1. Programmatic Authentication (Recommended for Scripts)

import pixcrawler as pix

pix.auth(token="your_api_key")

2. Environment Variables (Recommended for Production)

export PIXCRAWLER_SERVICE_KEY="your_api_key"

3. Per-Request Configuration

import pixcrawler as pix

dataset = pix.dataset(
    "dataset-id-123",
    config={"api_key": "your_api_key", "project_id": "project-id-123"}
).load()

API Reference

`auth(token, base_url=None)`

Set global authentication token for the session.

Parameters:

token (str): API token or JWT token from Supabase Auth
base_url (str, optional): Override API base URL (default: https://api.pixcrawler.com/v1)

Example:

import pixcrawler as pix

pix.auth(token="your_api_key", project_id="project-id-123")
# All subsequent calls will use this token

`dataset(dataset_id, config=None)`

Load dataset into memory for iteration.

Parameters:

dataset_id (str): UUID of the dataset
config (dict, optional): Configuration with 'api_key' and 'base_url'

Returns:

Dataset: In-memory dataset object

Raises:

AuthenticationError: If authentication fails
NotFoundError: If dataset not found
RuntimeError: If dataset exceeds memory limit (300MB)

Example:

import pixcrawler as pix

# Load dataset
dataset = pix.load_dataset("dataset-id-123")

# Iterate over items
for item in dataset:
    image_url = item['url']
    label = item['label']
    print(f"{label}: {image_url}")

`datasets(config=None)`

List user's datasets with pagination.

Parameters:

config (dict, optional): Configuration with 'api_key' and 'base_url'

Returns:

List[dict]: List of dataset metadata dictionaries

Raises:

AuthenticationError: If authentication fails
APIError: If API request fails

Example:

import pixcrawler as pix

pix.auth(token="your_api_key")

# List all datasets
project = pix.project(project_id="")
datasets = project.datasets()

for dataset in datasets:
    print(f"{dataset['id']}: {dataset['name']} ({dataset['image_count']} images)")

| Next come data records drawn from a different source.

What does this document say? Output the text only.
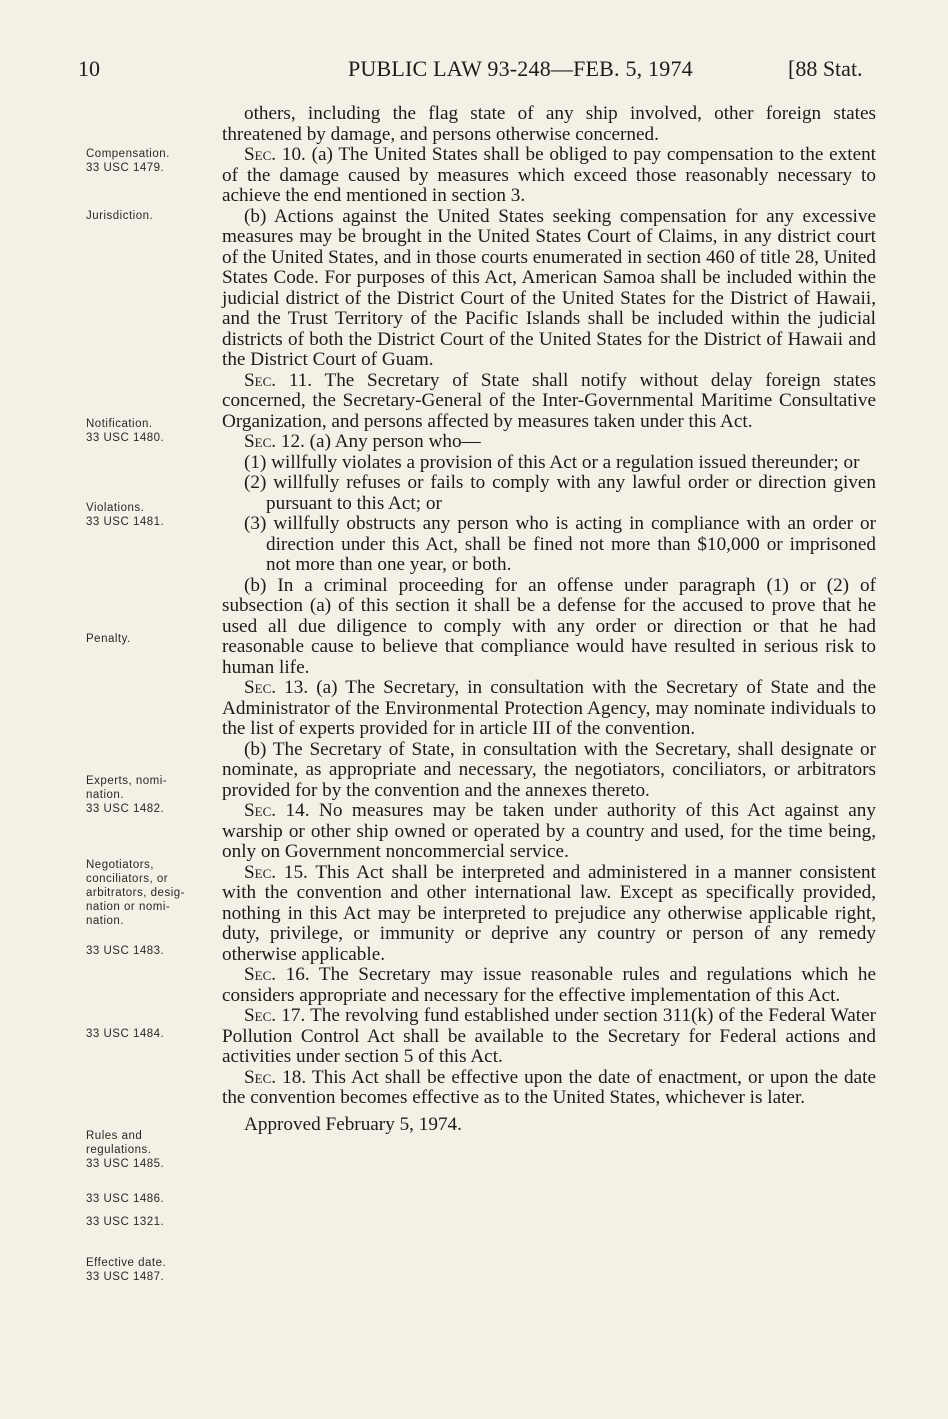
10	PUBLIC LAW 93-248—FEB. 5, 1974	[88 Stat.
Compensation.
33 USC 1479.
Jurisdiction.
Notification.
33 USC 1480.
Violations.
33 USC 1481.
Penalty.
Experts, nomi-
nation.
33 USC 1482.
Negotiators,
conciliators, or
arbitrators, desig-
nation or nomi-
nation.
33 USC 1483.
33 USC 1484.
Rules and
regulations.
33 USC 1485.
33 USC 1486.
33 USC 1321.
Effective date.
33 USC 1487.

others, including the flag state of any ship involved, other foreign states threatened by damage, and persons otherwise concerned.

Sec. 10. (a) The United States shall be obliged to pay compensation to the extent of the damage caused by measures which exceed those reasonably necessary to achieve the end mentioned in section 3.

(b) Actions against the United States seeking compensation for any excessive measures may be brought in the United States Court of Claims, in any district court of the United States, and in those courts enumerated in section 460 of title 28, United States Code. For purposes of this Act, American Samoa shall be included within the judicial district of the District Court of the United States for the District of Hawaii, and the Trust Territory of the Pacific Islands shall be included within the judicial districts of both the District Court of the United States for the District of Hawaii and the District Court of Guam.

Sec. 11. The Secretary of State shall notify without delay foreign states concerned, the Secretary-General of the Inter-Governmental Maritime Consultative Organization, and persons affected by measures taken under this Act.

Sec. 12. (a) Any person who—

(1) willfully violates a provision of this Act or a regulation issued thereunder; or

(2) willfully refuses or fails to comply with any lawful order or direction given pursuant to this Act; or

(3) willfully obstructs any person who is acting in compliance with an order or direction under this Act, shall be fined not more than $10,000 or imprisoned not more than one year, or both.

(b) In a criminal proceeding for an offense under paragraph (1) or (2) of subsection (a) of this section it shall be a defense for the accused to prove that he used all due diligence to comply with any order or direction or that he had reasonable cause to believe that compliance would have resulted in serious risk to human life.

Sec. 13. (a) The Secretary, in consultation with the Secretary of State and the Administrator of the Environmental Protection Agency, may nominate individuals to the list of experts provided for in article III of the convention.

(b) The Secretary of State, in consultation with the Secretary, shall designate or nominate, as appropriate and necessary, the negotiators, conciliators, or arbitrators provided for by the convention and the annexes thereto.

Sec. 14. No measures may be taken under authority of this Act against any warship or other ship owned or operated by a country and used, for the time being, only on Government noncommercial service.

Sec. 15. This Act shall be interpreted and administered in a manner consistent with the convention and other international law. Except as specifically provided, nothing in this Act may be interpreted to prejudice any otherwise applicable right, duty, privilege, or immunity or deprive any country or person of any remedy otherwise applicable.

Sec. 16. The Secretary may issue reasonable rules and regulations which he considers appropriate and necessary for the effective implementation of this Act.

Sec. 17. The revolving fund established under section 311(k) of the Federal Water Pollution Control Act shall be available to the Secretary for Federal actions and activities under section 5 of this Act.

Sec. 18. This Act shall be effective upon the date of enactment, or upon the date the convention becomes effective as to the United States, whichever is later.

Approved February 5, 1974.
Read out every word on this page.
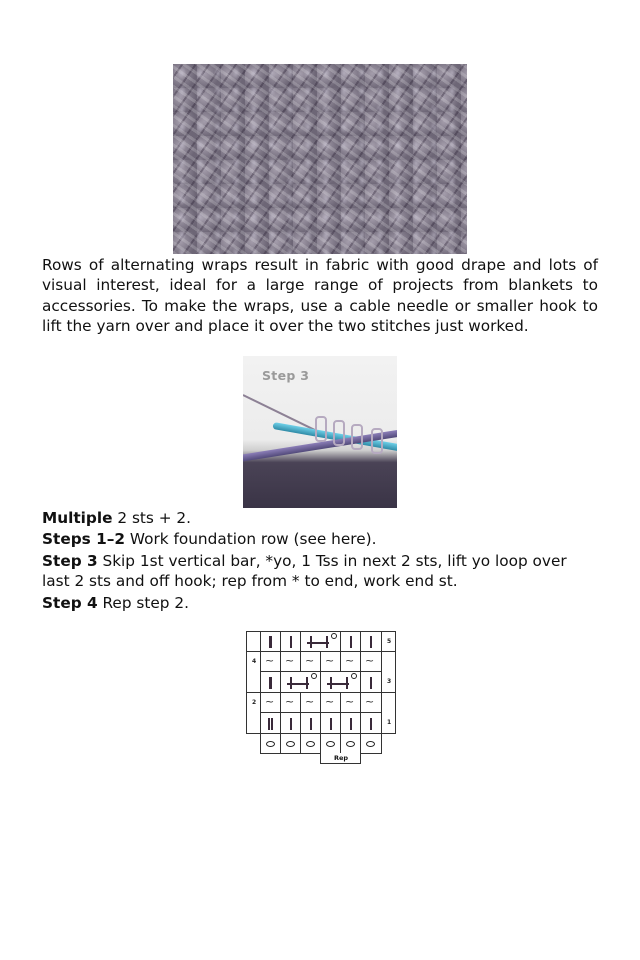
Rows of alternating wraps result in fabric with good drape and lots of visual interest, ideal for a large range of projects from blankets to accessories. To make the wraps, use a cable needle or smaller hook to lift the yarn over and place it over the two stitches just worked.

Step 3

Multiple 2 sts + 2.

Steps 1–2 Work foundation row (see here).

Step 3 Skip 1st vertical bar, *yo, 1 Tss in next 2 sts, lift yo loop over last 2 sts and off hook; rep from * to end, work end st.

Step 4 Rep step 2.

4
2
5
3
1
~ ~ ~ ~ ~ ~
~ ~ ~ ~ ~ ~
Rep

`get_dataset_info(dataset_id, config=None)`

Get dataset metadata without downloading.

Parameters:

dataset_id (str): UUID of the dataset
config (dict, optional): Configuration with 'api_key' and 'base_url'

Returns:

dict: Dataset metadata (image_count, size_mb, labels, etc.)

Raises:

AuthenticationError: If authentication fails
NotFoundError: If dataset not found

Example:

import pixcrawler as pix

# Get metadata
dataset = pix.dataset("dataset-id-123")

print(f"Name: {dataset.name}")
print(f"Images: {dataset.image_count}")
print(f"Size: {dataset.size_mb} MB")

`download_dataset(dataset_id, output_path, config=None)`

Download dataset archive to local file.

Parameters:

dataset_id (str): UUID of the dataset
output_path (str): Local file path (e.g., "./wildlife.zip")
config (dict, optional): Configuration with 'api_key' and 'base_url'

Returns:

str: Absolute path to downloaded file

Raises:

AuthenticationError: If authentication fails
NotFoundError: If dataset not found
PixCrawlerError: If download fails

Example:

import pixcrawler as pix

pix.auth(token="your_api_key")

# Download to file (doesn't load into memory)
path = pix.dataset("dataset-id-123").download("./my_dataset.zip")
print(f"Downloaded to: {path}")

Exception Handling

The SDK provides custom exceptions for different error scenarios:

import pixcrawler as pix
from pixcrawler import (
  PixCrawlerError,  # Base exception
  APIError,  # API returned error
  AuthenticationError,  # Auth failed
  NotFoundError,  # Resource not found
  RateLimitError,  # Rate limit exceeded
)

try:
  dataset = pix.dataset("dataset-id-123")
except AuthenticationError:
  print("Authentication failed. Check your API key.")
except NotFoundError:
  print("Dataset not found.")
except RateLimitError:
  print("Rate limit exceeded. Please try again later.")
except APIError as e:
  print(f"API error {e.status_code}: {e.message}")
except PixCrawlerError as e:
  print(f"SDK error: {e}")

Complete Examples

Example 1: Load and Process Dataset

import pixcrawler as pix

# Authenticate
pix.auth(token="your_api_key")

# Load dataset
dataset = pix.dataset("dataset-id-123")

# Process items
for item in dataset:
    # Your ML preprocessing here
    image_url = item['url']
    label = item['label']
    # Download image, apply transforms, etc.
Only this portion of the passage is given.